Abstract The successful separation of photoexcited charge carriers and their effective utilization are crucial for overcoming the slow kinetics of the four-electron process for photocatalytic oxygen evolution. Herein, a novel strategy utilizing urea as a source of N-doping on Ca 2 Nb 3 O 10 nanosheets is adopted, followed by the successful deposition of Co single atoms (Co-SAs) to achieve a synergistic effect. The presence of N-dopants and Co-SAs is validated via various experimental techniques.
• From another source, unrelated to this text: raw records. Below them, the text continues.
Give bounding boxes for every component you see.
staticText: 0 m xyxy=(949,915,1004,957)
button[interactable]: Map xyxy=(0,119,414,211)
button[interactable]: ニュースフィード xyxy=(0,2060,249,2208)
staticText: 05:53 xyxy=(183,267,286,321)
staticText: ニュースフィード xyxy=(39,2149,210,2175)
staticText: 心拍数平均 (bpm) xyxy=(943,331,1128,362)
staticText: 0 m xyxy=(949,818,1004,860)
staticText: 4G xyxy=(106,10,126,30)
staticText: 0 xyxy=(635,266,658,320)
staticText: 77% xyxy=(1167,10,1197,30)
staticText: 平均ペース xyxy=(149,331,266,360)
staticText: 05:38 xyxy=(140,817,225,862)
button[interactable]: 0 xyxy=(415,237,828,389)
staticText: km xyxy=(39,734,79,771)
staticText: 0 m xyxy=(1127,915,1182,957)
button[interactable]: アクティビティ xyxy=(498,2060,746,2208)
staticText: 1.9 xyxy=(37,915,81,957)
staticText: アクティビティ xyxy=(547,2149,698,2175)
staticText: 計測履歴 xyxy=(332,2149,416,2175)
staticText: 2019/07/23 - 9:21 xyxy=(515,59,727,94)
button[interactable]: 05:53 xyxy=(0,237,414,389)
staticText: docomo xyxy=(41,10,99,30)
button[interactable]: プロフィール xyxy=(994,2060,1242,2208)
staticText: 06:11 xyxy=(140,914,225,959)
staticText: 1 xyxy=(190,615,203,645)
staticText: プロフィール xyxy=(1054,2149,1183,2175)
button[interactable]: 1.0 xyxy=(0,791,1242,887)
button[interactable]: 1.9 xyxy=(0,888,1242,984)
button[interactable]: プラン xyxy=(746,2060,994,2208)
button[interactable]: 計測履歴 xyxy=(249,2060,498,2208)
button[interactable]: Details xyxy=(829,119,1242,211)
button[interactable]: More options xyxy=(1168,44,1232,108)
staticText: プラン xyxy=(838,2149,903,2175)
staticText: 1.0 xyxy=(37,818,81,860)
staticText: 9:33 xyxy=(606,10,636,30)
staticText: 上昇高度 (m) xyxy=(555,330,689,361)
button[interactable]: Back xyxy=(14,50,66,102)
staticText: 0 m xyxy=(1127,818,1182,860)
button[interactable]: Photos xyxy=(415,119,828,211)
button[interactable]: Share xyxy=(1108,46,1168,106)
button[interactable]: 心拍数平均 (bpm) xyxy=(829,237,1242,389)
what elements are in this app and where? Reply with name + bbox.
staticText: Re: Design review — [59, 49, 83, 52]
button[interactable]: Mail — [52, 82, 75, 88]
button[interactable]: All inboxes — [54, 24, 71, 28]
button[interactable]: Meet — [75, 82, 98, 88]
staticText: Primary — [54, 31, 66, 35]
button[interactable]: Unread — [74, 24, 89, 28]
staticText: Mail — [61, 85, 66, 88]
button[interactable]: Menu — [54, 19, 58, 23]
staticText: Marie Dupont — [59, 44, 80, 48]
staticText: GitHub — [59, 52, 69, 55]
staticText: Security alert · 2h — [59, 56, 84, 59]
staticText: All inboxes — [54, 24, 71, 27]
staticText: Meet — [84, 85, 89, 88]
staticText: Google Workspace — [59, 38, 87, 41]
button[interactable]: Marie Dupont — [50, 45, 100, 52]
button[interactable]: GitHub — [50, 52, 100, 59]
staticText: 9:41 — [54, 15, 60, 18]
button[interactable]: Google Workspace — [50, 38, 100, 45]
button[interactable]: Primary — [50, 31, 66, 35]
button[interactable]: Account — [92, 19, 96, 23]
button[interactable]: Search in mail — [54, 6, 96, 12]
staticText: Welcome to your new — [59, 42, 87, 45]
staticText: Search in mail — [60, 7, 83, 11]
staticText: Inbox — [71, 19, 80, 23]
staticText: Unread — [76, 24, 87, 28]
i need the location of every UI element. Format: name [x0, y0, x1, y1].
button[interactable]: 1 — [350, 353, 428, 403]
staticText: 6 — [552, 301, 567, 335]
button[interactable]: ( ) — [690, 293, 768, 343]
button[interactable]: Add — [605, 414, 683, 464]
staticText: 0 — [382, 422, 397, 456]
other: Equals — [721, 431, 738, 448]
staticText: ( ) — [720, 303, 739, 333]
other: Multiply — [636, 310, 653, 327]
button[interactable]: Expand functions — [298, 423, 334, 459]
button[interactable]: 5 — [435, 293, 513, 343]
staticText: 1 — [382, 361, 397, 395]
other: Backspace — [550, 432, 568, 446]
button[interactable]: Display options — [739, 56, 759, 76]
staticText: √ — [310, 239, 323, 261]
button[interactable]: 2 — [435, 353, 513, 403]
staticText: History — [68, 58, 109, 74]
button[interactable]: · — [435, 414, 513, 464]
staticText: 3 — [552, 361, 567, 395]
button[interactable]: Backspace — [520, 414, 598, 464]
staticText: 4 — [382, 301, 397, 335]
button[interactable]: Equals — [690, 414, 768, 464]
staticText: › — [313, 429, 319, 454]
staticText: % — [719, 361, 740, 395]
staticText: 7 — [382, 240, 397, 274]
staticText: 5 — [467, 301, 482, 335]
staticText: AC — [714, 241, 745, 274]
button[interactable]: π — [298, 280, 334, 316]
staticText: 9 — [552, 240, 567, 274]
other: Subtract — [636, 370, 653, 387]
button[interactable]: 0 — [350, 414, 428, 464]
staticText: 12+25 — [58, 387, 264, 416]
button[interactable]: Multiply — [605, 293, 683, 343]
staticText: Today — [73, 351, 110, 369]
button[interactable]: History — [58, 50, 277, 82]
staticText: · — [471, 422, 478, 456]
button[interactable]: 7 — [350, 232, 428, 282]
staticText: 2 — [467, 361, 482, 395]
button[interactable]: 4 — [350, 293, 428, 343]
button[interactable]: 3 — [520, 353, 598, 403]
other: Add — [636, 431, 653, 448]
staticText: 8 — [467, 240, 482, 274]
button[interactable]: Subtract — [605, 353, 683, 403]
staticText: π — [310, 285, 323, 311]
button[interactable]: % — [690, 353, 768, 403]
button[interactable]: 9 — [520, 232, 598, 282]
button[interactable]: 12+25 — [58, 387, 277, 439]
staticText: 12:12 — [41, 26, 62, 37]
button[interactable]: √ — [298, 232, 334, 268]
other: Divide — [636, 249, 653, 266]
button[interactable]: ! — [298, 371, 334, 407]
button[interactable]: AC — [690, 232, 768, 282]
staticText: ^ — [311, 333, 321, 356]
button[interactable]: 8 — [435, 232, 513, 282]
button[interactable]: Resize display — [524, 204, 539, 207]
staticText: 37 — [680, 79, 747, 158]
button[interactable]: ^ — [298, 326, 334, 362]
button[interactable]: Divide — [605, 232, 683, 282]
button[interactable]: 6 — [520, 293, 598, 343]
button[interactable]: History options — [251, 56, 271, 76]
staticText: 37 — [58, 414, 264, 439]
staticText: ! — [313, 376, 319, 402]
It is also observed that the presence of N-doping contributed towards the deposition of higher content of Co-SAs (0.21 wt%) in Ca 2 Nb 3 O 10− x N x -Co SA nanosheets compared to 0.15 wt% for non-doped Ca 2 Nb 3 O 10 -Co SA . The optimized Ca 2 Nb 3 O 10− x N x -Co SA nanosheets exhibited an impressive photocatalytic O 2 evolution of ∼727.22 µ mol g −1 h −1 via the synergy of N-dopants and Co-SAs. As a result, the O 2 evolution response of Ca 2 Nb 3 O 10− x N x -Co SA is 3.6 times higher than that of pristine Ca 2 Nb 3 O 10 nanosheets (201.26 µ mol g −1 h −1 ), 2.24 times better than Ca 2 Nb 3 O 10− x N x nanosheets (323.42 µ mol g −1 h −1 ), and 1.77 times higher compared to Ca 2 Nb 3 O 10 -Co SA , (409.33 µ mol g −1 h −1 ), which clearly demonstrated the synergistic effect of N-dopants and Co-SAs in Ca 2 Nb 3 O 10− x N x -Co SA nanosheets. Based on the findings of various characterization techniques, the co-presence of N-dopants and Co-SAs is observed to contribute towards better charge carrier separation, and utilization to achieve superior photocatalytic response. Thus, this study presents a novel approach for incorporating N-dopants and Co-SAs on Ca 2 Nb 3 O 10 nanosheets, which can be extended to a wide range of nanosheets produced by the soft chemical exfoliation method.